"As Baby Boomers begin to realize their inheritances, we're about to see the greatest transfer of wealth in American history."
-- Tom Clapp, Chief Investment Officer First Investment Advisors
(Source: First Union Corporation press release March 12, 2001)
Frank stared at the check for a long time. It was made out to him and it was for more money than he had ever hoped to see at one time. Still, his first reaction was to send it back to the insurance company; he didn't want it. His second reaction was to buy Wendy a big diamond ring for their twenty-fifth anniversary. Instead, he put the check in his sock drawer and didn't say a word about the money to anyone for a month. (This and other stories in this article came from interviews over several years.)
What would you do if a check showed up one day for $100,000? You might want to give that question some serious thought. Over the next 20 years, report Emily Card and Adam Miller, authors of Managing Your Inheritance (Time Books, 1997), millions of Americans stand to receive, on average, between $90,000 and $130,000 each.

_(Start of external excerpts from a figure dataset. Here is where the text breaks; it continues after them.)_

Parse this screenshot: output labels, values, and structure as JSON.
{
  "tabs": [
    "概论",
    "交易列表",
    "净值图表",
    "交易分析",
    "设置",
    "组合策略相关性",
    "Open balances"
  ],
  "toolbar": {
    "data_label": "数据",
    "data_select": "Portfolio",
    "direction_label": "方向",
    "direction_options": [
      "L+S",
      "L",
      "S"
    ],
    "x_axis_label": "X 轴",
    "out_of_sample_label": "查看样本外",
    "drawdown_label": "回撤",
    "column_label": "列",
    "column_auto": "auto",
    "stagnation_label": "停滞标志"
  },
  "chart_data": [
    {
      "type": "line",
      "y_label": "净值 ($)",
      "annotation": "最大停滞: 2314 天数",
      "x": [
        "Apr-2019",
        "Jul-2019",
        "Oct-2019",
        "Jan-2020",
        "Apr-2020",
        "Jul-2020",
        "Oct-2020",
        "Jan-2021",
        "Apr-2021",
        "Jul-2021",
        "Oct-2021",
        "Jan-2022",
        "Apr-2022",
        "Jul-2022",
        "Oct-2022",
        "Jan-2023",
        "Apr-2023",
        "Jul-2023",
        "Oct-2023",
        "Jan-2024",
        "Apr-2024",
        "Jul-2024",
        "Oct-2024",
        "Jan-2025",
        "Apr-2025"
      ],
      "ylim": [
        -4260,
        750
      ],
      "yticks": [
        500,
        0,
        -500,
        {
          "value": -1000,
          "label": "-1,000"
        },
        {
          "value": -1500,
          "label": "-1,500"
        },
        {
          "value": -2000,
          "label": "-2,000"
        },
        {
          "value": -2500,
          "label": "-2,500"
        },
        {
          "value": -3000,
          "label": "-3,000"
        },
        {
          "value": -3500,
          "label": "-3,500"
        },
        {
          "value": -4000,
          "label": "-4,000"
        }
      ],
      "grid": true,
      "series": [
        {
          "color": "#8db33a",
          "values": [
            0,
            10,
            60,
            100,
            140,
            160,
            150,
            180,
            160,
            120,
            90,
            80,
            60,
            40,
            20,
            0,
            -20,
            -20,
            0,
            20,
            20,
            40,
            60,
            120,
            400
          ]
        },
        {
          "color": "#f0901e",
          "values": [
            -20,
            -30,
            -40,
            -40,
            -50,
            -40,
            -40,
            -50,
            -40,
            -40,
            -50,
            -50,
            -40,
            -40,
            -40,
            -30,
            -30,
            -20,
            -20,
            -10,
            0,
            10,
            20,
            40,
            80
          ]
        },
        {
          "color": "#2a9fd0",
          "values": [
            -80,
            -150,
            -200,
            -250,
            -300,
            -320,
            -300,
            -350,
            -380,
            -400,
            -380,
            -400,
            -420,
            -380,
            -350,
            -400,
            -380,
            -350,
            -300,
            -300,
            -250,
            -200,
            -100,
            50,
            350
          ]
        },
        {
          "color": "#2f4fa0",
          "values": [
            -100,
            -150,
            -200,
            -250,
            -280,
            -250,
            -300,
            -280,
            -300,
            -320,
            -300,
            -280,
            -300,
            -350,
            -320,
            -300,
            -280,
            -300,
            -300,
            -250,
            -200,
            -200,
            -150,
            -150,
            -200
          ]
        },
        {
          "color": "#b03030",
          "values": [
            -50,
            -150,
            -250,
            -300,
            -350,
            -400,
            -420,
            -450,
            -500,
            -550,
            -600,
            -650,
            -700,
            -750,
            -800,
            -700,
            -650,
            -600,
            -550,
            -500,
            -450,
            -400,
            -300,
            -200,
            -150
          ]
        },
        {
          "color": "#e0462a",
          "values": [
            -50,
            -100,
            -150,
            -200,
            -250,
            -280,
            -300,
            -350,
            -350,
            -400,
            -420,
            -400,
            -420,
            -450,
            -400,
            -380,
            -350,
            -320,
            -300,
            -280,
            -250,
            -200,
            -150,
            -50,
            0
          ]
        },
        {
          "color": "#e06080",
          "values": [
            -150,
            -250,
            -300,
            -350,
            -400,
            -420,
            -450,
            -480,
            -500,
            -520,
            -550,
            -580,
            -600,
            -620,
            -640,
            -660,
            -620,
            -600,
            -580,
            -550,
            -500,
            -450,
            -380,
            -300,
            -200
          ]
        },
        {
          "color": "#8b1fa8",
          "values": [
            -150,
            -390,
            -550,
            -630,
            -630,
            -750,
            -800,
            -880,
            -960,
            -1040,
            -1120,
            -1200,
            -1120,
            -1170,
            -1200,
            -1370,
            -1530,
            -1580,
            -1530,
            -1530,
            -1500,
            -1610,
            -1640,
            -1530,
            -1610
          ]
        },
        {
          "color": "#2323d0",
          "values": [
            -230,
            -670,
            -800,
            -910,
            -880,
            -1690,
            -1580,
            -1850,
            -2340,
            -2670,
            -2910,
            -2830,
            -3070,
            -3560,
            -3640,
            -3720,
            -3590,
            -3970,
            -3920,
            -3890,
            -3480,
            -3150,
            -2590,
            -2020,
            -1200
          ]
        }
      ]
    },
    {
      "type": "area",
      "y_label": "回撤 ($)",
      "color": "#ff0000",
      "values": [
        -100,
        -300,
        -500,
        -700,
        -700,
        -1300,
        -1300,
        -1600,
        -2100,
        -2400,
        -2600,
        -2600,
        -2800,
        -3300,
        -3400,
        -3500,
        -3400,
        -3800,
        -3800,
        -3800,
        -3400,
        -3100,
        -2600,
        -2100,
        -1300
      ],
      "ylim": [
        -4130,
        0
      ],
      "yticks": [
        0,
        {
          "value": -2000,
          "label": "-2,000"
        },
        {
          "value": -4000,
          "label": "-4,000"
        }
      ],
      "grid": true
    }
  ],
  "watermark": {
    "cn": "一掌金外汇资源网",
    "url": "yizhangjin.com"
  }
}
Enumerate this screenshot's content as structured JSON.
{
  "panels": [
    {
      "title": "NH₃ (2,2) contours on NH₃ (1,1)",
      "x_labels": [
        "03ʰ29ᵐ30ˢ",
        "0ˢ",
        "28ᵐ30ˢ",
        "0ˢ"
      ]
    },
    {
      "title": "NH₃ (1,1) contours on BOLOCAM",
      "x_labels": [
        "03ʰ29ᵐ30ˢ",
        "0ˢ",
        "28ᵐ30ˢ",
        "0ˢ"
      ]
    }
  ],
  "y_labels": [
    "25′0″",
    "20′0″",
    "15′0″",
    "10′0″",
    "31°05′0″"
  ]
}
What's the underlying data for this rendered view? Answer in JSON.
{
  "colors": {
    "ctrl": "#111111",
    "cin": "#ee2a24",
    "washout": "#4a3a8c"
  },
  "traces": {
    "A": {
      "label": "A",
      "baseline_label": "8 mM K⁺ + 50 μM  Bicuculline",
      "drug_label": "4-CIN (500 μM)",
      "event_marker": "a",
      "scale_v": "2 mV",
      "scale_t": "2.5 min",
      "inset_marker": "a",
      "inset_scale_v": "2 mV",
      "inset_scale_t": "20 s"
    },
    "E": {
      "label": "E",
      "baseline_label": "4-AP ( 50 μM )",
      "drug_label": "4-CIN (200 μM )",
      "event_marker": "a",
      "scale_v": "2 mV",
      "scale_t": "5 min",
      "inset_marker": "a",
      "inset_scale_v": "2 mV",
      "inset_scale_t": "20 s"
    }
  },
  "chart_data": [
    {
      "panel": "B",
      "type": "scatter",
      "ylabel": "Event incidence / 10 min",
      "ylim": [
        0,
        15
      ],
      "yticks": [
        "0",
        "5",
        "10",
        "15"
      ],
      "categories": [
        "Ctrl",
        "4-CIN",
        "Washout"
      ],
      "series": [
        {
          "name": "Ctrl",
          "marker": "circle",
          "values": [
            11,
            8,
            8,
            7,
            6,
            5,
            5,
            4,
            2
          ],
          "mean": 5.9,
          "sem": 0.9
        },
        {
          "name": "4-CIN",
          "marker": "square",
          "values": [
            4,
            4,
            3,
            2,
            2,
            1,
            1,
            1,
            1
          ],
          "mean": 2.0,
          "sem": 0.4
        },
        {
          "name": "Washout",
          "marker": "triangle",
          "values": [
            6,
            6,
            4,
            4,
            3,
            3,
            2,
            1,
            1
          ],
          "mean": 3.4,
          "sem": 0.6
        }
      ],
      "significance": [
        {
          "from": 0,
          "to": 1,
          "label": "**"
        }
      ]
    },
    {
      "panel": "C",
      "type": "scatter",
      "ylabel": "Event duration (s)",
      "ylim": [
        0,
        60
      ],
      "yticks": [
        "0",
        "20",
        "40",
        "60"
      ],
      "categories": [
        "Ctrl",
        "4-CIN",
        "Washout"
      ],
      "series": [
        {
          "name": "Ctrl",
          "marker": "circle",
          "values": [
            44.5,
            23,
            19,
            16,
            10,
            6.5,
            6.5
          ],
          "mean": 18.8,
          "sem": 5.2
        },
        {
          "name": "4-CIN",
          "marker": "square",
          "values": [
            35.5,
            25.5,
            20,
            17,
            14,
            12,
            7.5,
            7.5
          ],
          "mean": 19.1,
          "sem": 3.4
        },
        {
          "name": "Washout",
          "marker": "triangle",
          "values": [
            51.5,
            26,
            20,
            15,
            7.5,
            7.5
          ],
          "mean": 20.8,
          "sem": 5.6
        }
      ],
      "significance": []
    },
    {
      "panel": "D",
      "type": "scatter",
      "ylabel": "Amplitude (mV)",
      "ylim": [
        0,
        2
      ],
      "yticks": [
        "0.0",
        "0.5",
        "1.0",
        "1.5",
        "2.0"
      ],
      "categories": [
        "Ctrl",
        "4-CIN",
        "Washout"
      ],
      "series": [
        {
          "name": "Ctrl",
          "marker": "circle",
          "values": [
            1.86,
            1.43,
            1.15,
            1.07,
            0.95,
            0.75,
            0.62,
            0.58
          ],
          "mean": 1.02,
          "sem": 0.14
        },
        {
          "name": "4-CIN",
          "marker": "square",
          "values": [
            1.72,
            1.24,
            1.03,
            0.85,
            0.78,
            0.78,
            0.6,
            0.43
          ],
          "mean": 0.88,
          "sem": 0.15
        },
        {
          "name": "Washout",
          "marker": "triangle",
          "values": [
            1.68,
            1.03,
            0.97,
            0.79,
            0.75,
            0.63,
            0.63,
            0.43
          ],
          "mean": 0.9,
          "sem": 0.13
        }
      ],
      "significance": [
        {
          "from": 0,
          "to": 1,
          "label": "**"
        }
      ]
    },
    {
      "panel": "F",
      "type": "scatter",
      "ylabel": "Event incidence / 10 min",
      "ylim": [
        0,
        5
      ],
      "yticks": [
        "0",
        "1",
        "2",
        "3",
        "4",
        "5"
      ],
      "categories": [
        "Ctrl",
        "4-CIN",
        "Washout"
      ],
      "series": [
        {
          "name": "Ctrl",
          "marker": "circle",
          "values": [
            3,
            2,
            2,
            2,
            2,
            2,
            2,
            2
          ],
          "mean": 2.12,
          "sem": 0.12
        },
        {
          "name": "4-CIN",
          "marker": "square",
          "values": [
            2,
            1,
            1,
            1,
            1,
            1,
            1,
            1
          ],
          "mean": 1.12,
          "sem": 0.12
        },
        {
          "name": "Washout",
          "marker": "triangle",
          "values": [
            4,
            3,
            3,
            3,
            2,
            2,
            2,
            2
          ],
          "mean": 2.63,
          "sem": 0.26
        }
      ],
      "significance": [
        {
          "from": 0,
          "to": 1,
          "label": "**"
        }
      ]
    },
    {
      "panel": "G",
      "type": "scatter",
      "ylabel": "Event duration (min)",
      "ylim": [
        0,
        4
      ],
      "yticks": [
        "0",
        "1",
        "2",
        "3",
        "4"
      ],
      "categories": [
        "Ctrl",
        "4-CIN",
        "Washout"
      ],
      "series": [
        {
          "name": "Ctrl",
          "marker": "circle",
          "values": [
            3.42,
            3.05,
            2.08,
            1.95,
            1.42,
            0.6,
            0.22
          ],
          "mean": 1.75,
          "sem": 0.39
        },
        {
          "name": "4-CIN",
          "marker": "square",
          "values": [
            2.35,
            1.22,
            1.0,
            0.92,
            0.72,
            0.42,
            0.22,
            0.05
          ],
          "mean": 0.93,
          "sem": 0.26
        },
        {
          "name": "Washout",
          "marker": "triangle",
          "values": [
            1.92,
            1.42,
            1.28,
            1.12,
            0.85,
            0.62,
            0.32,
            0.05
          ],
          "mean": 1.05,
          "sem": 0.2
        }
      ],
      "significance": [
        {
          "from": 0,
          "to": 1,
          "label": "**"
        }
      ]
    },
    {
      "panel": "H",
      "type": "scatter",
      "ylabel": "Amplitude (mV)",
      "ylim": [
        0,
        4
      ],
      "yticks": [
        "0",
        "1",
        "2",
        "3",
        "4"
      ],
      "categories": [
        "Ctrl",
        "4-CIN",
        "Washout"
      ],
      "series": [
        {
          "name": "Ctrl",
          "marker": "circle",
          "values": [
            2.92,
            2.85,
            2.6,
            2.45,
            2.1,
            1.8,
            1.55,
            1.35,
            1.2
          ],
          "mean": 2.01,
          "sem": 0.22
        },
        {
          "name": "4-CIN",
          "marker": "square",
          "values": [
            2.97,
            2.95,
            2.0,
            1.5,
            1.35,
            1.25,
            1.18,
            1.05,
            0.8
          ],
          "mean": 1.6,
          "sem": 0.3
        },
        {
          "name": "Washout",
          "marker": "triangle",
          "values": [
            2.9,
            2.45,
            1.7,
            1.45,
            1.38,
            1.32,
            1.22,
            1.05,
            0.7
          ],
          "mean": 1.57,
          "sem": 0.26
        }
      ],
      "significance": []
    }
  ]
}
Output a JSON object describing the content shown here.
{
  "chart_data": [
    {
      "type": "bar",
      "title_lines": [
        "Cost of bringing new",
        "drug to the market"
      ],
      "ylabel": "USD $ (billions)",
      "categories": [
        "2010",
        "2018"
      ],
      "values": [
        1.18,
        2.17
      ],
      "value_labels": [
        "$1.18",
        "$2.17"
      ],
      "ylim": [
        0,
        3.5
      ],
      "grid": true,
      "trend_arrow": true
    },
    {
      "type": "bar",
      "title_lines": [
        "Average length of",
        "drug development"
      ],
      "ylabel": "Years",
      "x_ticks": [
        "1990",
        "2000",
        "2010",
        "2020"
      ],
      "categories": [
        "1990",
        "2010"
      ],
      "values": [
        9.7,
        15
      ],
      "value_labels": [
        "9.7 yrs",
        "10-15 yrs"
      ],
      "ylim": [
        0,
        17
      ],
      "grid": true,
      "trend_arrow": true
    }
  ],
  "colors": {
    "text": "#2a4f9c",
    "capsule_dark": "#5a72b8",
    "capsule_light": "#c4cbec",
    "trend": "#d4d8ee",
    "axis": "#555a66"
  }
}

You could be among that group. No, it's not the lottery or the ability to pick hot stocks on Wall Street. It's your inheritance, a gift from your parents or grandparents.
Today's super seniors, age 75 plus, are the richest generation in history. Not bad for a group that survived the Great Depression, won World War II and then went on to build the United States into the most affluent country on earth. Along the way, they amassed between $8 trillion and $11 trillion of their own...and they're planning to pass much of it on to the next generations.
Many people are unprepared to receive this money. Part of it has to do with contemporary attitudes towards money. Most of us today, unlike the generation that grew up in the 1930s and 40s, are more inclined to spend than save. "Unlike their frugal parents," say Card and Miller, "boomers have exhibited the lowest savings rate in recent history." They've also "amassed the highest debt in history."
Plus, it's difficult to remain objective over one's inheritance. Since the money is directly related to the death of a loved one, there's often a conflicting mixture of guilt and elation. "On one hand, I experienced a euphoric rush," said one man. "Suddenly, I could pay off bills, put a little aside, get off the financial treadmill. On the other, my mother had to die for me to receive the money."
The consequences can be disastrous, whether the amount is a few thousand dollars or several million. When it comes to "windfall" money, points out entrepreneur Robert T. Kiyosaki, author of Rich Dad Poor Dad (Warner Books, 1998), many people "don't know what to do with it." He stresses that the money is often mismanaged or spent without planning. As a result, it's not uncommon for an entire inheritance to vanish within a year or two.